这天早餐桌上,聂苍昊主动提出让她回乐器行上班,还说可以恢復她的工资待遇。
可是安然并不积极,她有自己的顾忌和担忧:「我怕你妈去找我的麻烦。」
她把刘建波的脑袋敲漏了,闯下大祸,睚眦必报的刘美君肯定饶不了她。她感觉还是龙湖庄园比较安全一些。
聂苍昊微抿唇角,淡淡地道:「我妈在医院照顾刘建波,现在没空找你的麻烦。」
可是安然仍不感兴趣,摆摆手:「过段时间再说吧。」
她总觉得事情没有这么简单,刘美君不可能轻易放过她,刘家的人也不会轻易放过她。
这时聂苍昊的手机振动,他接通了电话说了几句,神色变得有些凝重。
等他挂了电话,对她说:「吃饱了?跟我去趟医院。」
安然顿时紧张起来:「去医院做什么?」
聂苍昊淡淡地道:「刘建波已经清醒过来了。不过有人不想让他醒过来,买通了护士企图在他的药瓶里加料。」
「啊?!」安然不禁睁大眼睛。
「带你一起过去瞧瞧,」聂苍昊已经站起身,接道:「顺便把你这件事情给解决了。」
「什、什么事啊?」安然结结巴巴地问道。
「就是你打伤刘建波这件事情,该做个了断了。」聂苍昊见她整天缩在壳里,哪里都不敢去,一种严重缺乏安全感的模样,再不解决可能对她的心理造成不良的影响。
医院里,小护士被打得鼻青脸肿,跪在地上嘤嘤哭泣着。
刘美君被人拉劝着,可是仍然愤怒地用高跟鞋狠狠踹那个小护士,嘴里警告她:「小贱人,到底是谁让你害我侄儿的!今天你要不说清楚了,就打死你!」
小护士吓得浑身瑟瑟发抖,嘴巴嗫嚅着,却始终说不出来具体的情况。
很快,聂苍昊带着安然来了。
安然见到刘美君,同样有些畏惧。她躲在聂苍昊高大的身躯后面,儘量不与刘美君目光对视。

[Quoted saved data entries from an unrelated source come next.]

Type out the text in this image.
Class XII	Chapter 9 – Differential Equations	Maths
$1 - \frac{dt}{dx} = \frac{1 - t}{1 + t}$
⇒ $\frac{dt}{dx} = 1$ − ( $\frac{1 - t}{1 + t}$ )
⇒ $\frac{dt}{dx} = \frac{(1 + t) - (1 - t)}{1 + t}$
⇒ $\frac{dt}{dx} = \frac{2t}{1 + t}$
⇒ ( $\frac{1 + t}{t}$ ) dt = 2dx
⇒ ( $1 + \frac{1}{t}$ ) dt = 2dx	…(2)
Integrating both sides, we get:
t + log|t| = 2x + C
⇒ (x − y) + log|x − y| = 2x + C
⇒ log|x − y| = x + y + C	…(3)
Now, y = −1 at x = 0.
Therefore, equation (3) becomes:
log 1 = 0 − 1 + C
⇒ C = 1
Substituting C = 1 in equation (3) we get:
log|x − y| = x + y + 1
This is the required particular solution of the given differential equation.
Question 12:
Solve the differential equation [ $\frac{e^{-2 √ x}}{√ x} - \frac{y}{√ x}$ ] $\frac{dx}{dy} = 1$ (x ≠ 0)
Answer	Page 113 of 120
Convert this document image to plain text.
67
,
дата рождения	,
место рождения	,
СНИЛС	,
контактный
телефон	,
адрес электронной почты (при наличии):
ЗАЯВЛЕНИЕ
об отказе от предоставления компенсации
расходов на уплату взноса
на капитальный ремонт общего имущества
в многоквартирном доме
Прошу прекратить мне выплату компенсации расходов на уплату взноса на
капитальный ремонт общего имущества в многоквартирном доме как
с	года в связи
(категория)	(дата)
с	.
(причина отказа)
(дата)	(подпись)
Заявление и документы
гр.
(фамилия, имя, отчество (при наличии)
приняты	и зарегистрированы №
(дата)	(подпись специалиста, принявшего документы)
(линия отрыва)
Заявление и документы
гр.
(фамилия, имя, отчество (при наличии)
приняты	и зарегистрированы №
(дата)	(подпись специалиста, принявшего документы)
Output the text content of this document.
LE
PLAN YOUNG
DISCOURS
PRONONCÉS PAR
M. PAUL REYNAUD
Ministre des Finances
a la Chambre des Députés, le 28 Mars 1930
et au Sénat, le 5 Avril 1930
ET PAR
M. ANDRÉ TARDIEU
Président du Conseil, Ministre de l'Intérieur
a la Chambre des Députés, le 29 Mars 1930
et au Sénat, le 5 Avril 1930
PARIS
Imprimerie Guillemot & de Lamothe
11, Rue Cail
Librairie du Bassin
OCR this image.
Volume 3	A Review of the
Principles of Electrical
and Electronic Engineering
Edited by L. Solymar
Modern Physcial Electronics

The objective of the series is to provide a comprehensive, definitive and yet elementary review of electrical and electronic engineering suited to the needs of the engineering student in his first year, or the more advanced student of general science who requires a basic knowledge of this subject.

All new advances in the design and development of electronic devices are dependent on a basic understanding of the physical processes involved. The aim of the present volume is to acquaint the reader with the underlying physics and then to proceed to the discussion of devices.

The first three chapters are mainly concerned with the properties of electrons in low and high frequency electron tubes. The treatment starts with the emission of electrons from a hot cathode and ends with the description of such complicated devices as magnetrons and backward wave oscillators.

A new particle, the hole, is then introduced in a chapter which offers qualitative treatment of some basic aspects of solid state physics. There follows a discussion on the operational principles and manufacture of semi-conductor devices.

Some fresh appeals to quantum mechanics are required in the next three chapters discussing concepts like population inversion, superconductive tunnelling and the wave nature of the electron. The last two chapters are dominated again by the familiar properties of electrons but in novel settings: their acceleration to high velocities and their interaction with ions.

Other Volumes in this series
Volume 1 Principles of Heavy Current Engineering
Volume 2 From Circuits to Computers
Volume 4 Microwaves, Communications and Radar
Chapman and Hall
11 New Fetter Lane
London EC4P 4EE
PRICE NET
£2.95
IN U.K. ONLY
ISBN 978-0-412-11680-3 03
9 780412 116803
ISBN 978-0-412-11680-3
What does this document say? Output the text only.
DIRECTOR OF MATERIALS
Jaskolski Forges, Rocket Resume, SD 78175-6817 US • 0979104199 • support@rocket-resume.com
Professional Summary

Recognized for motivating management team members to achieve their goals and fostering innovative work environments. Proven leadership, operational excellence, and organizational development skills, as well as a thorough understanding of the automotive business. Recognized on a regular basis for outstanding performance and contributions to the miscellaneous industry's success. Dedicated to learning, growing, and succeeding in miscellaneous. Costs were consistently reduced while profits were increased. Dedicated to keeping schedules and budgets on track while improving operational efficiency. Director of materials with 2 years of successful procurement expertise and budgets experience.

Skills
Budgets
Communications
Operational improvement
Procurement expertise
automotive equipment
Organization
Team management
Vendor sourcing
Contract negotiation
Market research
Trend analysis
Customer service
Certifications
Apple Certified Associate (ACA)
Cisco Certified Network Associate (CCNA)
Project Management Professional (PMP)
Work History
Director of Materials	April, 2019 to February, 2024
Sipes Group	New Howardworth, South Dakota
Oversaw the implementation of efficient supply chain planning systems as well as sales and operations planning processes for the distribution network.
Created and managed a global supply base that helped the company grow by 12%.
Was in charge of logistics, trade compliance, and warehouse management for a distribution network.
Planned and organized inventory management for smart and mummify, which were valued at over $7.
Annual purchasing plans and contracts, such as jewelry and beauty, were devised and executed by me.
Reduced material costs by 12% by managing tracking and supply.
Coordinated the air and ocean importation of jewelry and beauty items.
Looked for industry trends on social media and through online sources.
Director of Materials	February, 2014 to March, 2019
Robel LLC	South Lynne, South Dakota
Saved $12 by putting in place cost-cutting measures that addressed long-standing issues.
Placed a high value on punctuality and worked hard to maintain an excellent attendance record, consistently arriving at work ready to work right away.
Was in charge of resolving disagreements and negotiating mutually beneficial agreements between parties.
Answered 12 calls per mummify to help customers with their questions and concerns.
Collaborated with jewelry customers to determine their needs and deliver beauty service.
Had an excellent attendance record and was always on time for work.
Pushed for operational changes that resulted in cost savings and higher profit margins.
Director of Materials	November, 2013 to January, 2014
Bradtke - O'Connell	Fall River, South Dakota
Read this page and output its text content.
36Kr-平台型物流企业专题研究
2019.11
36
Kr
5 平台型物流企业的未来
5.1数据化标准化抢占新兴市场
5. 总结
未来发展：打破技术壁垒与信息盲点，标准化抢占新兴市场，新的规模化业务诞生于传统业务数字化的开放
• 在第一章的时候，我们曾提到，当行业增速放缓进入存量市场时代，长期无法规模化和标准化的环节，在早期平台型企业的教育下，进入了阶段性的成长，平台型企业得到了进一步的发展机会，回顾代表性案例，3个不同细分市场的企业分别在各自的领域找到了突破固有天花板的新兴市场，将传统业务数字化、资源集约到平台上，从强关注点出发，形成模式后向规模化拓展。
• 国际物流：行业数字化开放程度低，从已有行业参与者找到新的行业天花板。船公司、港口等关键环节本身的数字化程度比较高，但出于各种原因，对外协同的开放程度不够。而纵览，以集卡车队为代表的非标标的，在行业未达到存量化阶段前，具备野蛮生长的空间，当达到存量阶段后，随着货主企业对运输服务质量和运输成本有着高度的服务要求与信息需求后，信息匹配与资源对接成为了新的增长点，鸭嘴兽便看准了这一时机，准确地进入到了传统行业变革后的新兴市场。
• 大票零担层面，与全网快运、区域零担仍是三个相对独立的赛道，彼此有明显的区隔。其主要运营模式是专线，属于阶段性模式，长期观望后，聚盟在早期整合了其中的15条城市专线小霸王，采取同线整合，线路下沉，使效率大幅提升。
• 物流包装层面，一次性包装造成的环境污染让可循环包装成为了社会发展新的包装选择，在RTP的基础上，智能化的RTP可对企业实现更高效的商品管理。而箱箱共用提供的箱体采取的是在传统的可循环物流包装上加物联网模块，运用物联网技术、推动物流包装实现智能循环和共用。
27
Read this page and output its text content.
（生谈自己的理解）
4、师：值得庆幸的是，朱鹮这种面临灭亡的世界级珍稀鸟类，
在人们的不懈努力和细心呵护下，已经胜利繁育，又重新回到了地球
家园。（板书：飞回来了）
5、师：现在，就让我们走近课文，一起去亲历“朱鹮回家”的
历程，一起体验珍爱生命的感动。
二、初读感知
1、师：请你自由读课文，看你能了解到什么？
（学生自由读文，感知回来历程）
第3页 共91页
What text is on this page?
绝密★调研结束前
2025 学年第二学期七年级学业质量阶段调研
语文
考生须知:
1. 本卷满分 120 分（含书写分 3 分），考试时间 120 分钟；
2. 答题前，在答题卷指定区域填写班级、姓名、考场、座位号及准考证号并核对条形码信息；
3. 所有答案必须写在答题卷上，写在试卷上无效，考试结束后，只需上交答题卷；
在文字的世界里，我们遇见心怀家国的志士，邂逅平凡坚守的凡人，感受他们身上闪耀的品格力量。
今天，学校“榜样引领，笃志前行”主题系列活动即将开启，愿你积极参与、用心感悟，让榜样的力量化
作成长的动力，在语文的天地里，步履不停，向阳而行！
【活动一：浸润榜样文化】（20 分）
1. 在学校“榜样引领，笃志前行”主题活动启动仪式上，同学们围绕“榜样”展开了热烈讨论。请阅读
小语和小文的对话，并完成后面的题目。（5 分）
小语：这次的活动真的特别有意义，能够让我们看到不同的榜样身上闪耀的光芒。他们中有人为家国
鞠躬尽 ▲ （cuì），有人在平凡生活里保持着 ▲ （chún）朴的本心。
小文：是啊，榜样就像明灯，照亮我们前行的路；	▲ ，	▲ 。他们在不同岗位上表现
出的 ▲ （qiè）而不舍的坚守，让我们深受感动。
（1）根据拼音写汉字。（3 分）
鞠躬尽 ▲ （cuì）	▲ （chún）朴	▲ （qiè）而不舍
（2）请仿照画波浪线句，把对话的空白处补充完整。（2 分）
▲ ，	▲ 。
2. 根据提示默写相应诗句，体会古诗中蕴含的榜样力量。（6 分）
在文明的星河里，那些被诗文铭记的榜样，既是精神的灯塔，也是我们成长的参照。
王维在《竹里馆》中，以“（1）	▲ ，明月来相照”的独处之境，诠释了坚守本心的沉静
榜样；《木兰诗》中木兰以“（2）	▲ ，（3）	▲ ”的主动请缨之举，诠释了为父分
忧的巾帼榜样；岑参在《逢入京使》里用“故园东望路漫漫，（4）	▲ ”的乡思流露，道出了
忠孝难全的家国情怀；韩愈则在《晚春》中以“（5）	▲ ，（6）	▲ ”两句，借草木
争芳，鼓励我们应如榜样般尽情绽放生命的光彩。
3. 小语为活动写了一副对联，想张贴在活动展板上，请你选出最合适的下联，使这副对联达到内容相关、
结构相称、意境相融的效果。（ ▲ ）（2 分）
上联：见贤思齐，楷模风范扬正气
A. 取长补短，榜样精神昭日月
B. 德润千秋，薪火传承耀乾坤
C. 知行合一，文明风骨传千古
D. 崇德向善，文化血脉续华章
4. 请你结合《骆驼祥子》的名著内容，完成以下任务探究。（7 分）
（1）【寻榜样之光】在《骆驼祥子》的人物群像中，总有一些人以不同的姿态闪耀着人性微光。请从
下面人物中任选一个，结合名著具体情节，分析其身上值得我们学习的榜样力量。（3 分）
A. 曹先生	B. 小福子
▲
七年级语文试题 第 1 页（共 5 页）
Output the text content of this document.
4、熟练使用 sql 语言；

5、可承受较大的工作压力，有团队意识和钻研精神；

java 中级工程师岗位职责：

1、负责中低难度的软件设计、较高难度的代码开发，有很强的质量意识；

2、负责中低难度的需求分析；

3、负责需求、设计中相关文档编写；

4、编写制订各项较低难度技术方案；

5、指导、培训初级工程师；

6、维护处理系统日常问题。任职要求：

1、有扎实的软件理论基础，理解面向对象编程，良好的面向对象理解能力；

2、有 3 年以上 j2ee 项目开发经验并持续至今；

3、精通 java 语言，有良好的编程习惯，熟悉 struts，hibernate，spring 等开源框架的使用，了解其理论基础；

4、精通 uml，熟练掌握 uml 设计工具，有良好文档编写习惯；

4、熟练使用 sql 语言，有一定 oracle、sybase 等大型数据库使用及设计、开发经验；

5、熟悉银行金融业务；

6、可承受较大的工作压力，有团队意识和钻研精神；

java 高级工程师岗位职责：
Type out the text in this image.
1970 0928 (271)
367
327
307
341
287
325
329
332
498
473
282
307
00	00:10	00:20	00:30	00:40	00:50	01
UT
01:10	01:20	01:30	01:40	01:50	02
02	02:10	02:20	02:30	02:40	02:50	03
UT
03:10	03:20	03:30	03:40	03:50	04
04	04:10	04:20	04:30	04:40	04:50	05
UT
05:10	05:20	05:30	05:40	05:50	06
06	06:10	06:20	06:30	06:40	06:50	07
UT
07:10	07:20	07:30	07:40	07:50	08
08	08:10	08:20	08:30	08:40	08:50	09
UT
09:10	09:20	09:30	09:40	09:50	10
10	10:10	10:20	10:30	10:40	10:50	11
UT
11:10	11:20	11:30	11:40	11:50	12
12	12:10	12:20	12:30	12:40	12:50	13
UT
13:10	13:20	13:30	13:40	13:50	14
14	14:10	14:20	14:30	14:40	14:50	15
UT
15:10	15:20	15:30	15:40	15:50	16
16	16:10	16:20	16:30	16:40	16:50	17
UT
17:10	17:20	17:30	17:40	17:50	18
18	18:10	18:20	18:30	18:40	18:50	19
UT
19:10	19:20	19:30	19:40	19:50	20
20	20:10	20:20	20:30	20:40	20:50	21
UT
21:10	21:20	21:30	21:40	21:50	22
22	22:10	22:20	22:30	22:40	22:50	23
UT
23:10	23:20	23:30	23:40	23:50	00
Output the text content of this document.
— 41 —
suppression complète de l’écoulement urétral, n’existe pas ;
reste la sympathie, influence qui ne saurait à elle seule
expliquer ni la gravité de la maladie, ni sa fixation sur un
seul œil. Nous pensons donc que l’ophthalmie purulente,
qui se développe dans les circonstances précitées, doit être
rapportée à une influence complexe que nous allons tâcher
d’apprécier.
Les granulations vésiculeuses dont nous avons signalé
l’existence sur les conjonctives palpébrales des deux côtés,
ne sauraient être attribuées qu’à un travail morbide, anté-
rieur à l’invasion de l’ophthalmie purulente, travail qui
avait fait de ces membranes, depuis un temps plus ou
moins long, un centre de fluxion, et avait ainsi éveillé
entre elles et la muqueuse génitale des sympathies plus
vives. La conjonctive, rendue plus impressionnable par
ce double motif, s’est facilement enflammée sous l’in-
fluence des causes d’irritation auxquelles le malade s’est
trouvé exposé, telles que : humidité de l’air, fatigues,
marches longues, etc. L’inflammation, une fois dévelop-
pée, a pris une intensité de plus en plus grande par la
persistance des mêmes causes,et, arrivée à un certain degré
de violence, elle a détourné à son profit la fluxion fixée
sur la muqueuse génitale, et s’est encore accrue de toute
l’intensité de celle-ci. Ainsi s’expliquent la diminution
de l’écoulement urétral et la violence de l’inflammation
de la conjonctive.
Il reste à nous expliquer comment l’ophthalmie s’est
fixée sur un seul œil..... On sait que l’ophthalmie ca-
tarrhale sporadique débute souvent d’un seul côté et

聂苍昊微微蹙眉,很不满意安然对待他老妈的态度。他们母子俩是老虎吗?她见了总是一副如临大敌的模样。
「你还敢把这个小贱人带过来!」刘美君看到了安然,更加狂怒。她的攻击目标顿时就改变了,如果不是被人拉着。如果不是安然被聂苍昊护着,她又要用高跟鞋去踹安然了。
聂苍昊有些无奈:「你能不能冷静点?」
「你就知道偏袒着这个小贱人!」刘美君难以保持冷静。「你明知道我多么讨厌她,还把她带到我面前碍眼!不肖子,你是存心想气死我是吧!」
安然紧抓着聂苍昊的胳膊,躲藏在他的身后,惊恐地看着歇斯底里的刘美君。